Reporting interim results, chief executive Hasse Jørgensen said: “We will have the skills to deliver high stable returns for customers over the coming years.”
In order to make this happen, the pension fund was preparing its alternative investments team, along with other other parts of the organisation.
Jørgensen told IPE Sampension was adding four new staff to its alternatives team, and two of these were already in place.
Over the next five years, the pension fund would invest DKK15bn (€2bn) in alternatives, he said, which would bring the allocation — including real estate — to between 20% and 25% from just under 20% now.
Some of this DKK15bn would come from new money, and some would be re-investment from other areas, such as private equity investment funds that had matured, he said.
“We are giving alternatives a higher priority,” Jørgensen said.
In its first half results, Sampension reported a loss of 0.7% for traditional with-profits pensions before pensions tax, after a 10.9% profit in the same period last year.
Even though the investment portfolio had generated a 2.2% return in the period, the hedging portfolio ended in June with a 3.8% loss as a result of higher long-term bond yields.
Sam pension’s business income rose, with pension contributions up 3.2% compared with the same period last year to stand at DKK4.0bn at the end of June.

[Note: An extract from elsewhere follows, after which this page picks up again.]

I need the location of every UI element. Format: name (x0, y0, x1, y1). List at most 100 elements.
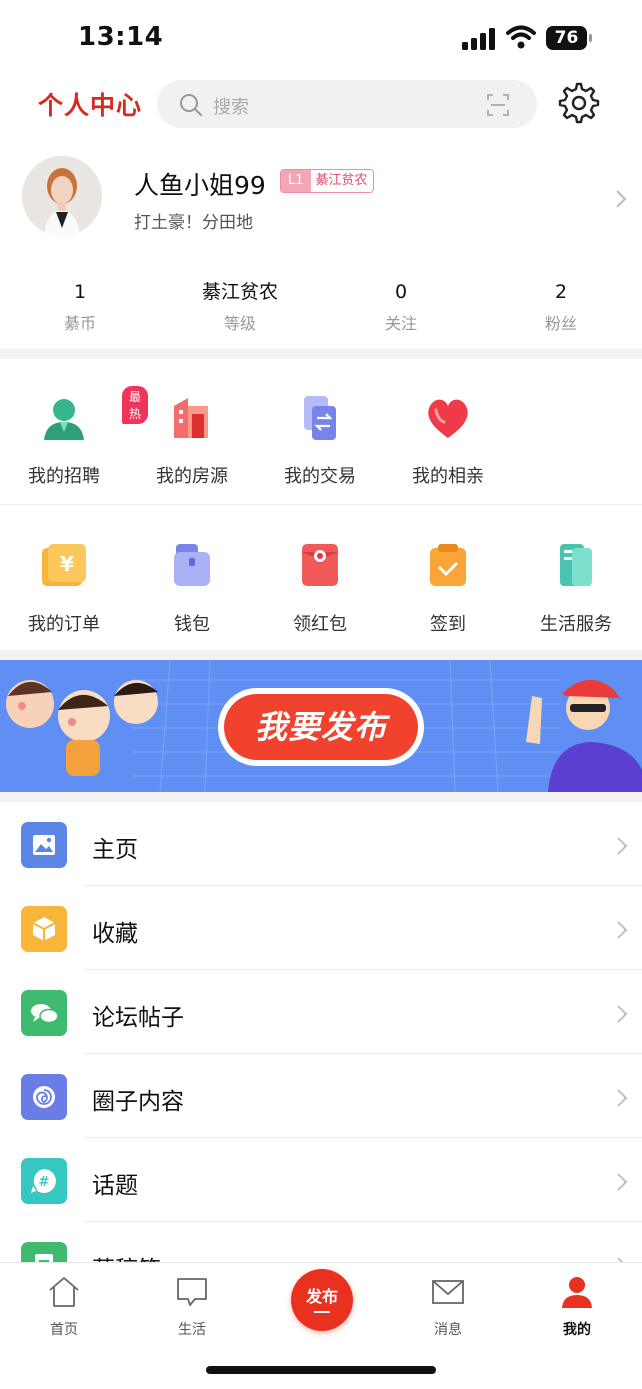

The pension fund said the addition of the new pension fund for IT group KMD at the beginning of this year had helped to reverse the trend in falling contributions.
However, Jørgensen said that structurally, Sampension was facing falling levels of contributions as its membership aged and moved into retirement.
“This is a very long-term issue, but it has made us start thinking and take some action in order to at least maintain the critical mass we have at the moment,” he said.
“We have been moving into the area of corporate pensions and won some bids there, and we are going to continue to do that in order to keep up our premium income,” he said.
Mergers were also a possibility, he said.
The most obvious candidates for partners would be smaller pension funds, of which there were many in Denmark he said.
These funds were finding conditions difficult, especially with the implementation of Solvency II regulations coming up next year, he said.
“We would expect to be able to help a number of smaller pension funds, but obviously that is their decision,” Jørgensen said.
Sampension’s total assets decreased to DKK255bn by the end of June from DKK257bn at the end of December 2014.
Its solvency, meanwhile, rose to 309% from 270%, according to interim data.